Isso levanta uma primeira reflexão importante para pais e educadores:
| Você ainda acredita que seu filho aprende da mesma forma que você aprendeu ou já percebeu que o mundo digital está reconfigurando a maneira como ele aprende, pensa, estuda e se relaciona? |
Essa pergunta não significa que a escola perdeu sua importância. Pelo contrário. Significa que a escola precisa dialogar com uma realidade em que o conhecimento circula em múltiplos ambientes e em diferentes linguagens.
Durante a pandemia de COVID-19, algo inédito aconteceu: a escola entrou dentro das casas. Professores passaram a ensinar por meio de telas e estudantes acompanharam aulas em ambientes domésticos.
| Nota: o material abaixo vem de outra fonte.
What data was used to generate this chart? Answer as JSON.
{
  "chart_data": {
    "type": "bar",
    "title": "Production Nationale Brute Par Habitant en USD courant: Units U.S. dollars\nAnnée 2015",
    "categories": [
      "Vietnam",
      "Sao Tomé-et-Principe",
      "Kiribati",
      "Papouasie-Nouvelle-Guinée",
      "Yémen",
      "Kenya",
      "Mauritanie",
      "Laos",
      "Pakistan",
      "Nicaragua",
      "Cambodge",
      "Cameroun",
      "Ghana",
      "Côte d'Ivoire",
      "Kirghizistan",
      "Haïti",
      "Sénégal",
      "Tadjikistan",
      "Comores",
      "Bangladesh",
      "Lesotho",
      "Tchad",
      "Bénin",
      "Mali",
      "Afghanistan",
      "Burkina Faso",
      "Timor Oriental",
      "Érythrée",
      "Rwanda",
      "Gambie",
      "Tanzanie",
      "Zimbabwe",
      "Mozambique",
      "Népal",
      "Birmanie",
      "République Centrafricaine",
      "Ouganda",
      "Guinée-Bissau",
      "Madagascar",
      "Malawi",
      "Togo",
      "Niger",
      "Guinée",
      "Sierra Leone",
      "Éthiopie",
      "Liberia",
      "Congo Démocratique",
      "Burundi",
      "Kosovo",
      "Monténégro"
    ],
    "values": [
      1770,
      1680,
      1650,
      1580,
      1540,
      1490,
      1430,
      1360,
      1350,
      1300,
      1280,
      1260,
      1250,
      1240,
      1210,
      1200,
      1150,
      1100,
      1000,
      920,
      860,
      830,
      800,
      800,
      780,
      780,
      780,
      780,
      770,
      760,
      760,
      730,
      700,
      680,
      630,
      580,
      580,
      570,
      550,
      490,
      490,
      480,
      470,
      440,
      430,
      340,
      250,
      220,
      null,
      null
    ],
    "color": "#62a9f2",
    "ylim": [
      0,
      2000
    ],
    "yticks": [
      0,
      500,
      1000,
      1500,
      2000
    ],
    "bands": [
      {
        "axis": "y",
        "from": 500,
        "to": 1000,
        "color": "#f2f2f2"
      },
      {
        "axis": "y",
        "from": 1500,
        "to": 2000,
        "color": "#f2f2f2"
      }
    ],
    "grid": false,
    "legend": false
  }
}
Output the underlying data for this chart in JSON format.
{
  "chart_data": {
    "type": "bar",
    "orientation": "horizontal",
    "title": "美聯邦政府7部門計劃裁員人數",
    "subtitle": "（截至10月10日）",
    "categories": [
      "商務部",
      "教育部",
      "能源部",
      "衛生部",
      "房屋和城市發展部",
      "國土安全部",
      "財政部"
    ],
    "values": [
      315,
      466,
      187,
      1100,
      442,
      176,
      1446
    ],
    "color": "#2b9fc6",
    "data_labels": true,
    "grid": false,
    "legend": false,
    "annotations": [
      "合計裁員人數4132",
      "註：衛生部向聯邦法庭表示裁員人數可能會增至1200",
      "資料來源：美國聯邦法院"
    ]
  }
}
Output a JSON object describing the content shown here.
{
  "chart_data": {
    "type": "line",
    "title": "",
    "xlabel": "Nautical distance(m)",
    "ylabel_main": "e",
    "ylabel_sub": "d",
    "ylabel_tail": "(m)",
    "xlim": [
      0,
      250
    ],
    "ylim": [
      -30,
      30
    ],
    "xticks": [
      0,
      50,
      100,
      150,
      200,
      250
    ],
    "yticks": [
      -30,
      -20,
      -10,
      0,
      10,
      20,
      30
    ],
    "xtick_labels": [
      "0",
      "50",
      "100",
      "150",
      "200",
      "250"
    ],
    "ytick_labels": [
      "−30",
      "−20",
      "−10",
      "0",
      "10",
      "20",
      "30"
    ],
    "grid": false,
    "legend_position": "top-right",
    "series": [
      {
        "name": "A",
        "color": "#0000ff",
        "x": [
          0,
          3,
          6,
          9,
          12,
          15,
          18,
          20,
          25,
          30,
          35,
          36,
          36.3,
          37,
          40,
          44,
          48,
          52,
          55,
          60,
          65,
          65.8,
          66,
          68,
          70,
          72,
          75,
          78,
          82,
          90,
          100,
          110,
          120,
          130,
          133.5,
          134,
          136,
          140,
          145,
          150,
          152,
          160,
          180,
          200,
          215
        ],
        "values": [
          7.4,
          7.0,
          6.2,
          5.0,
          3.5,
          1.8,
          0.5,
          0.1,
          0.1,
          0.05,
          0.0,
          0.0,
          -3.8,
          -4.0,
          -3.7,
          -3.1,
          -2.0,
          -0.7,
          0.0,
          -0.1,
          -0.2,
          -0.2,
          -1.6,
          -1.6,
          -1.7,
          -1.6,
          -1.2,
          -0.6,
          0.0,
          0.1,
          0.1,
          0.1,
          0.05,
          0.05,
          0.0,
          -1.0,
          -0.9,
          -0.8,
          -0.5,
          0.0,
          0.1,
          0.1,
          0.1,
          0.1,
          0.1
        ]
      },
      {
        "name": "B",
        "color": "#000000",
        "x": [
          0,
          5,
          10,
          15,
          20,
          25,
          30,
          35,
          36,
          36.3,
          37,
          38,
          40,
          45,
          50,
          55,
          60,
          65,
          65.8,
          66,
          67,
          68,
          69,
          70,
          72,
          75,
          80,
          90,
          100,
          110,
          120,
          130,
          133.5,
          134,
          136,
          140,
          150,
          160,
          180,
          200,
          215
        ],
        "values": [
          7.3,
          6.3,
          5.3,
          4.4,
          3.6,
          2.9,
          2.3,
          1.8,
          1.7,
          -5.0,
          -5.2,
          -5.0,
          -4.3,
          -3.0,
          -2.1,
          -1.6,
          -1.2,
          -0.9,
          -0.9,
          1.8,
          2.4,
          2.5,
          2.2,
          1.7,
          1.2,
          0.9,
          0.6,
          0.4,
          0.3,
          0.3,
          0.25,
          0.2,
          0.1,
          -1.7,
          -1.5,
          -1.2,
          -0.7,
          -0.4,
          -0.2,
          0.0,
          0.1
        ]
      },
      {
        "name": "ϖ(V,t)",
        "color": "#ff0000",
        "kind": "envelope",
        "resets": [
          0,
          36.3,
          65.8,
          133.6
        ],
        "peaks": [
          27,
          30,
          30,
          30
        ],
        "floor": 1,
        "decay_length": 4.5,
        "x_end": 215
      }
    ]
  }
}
Esse período revelou muitas desigualdades. Nem todas as famílias possuíam acesso adequado à internet, equipamentos ou espaços apropriados para estudo. Como destaca Cury (2020)[2], a pandemia escancarou diferenças sociais e desigualdades no acesso às tecnologias digitais.
A pandemia também trouxe uma experiência importante: muitos pais puderam acompanhar mais de perto o cotidiano da aprendizagem de seus filhos. Muitos perceberam que ensinar exige planejamento, mediação, escuta e sensibilidade pedagógica. Talvez pela primeira vez, muitas famílias compreenderam que educar não é uma tarefa simples e que a escola não trabalha sozinha.
Vivemos hoje em uma sociedade profundamente conectada. A internet transformou a forma como produzimos, compartilhamos e consumimos informações.
Segundo Lemos (2003)[3], uma das características da cibercultura é a chamada liberação do polo de emissão: qualquer pessoa pode produzir conteúdo, opinar e participar das redes digitais. Isso muda profundamente a relação com o conhecimento.
Se antes a escola era uma das principais fontes de acesso à informação, hoje crianças e adolescentes encontram respostas em vídeos, redes sociais, jogos e plataformas digitais.
Isso nos leva a uma segunda pergunta essencial:
| Você consegue identificar quando a tecnologia está realmente desenvolvendo habilidades em seus filhos ou, muitas vezes, está confundindo entretenimento com aprendizagem? |
Nem todo uso de tecnologia é educativo. Mas também não é possível ignorar que as tecnologias fazem parte do cotidiano das novas gerações. O desafio não está em escolher entre usar ou proibir tecnologia, mas em educar para o uso consciente, crítico e responsável.
Outro desafio importante da educação contemporânea está relacionado à chamada economia da atenção. Vivemos em um ambiente repleto de estímulos digitais. Vídeos curtos, notificações, jogos, redes sociais e plataformas disputam constantemente a atenção de crianças e adolescentes.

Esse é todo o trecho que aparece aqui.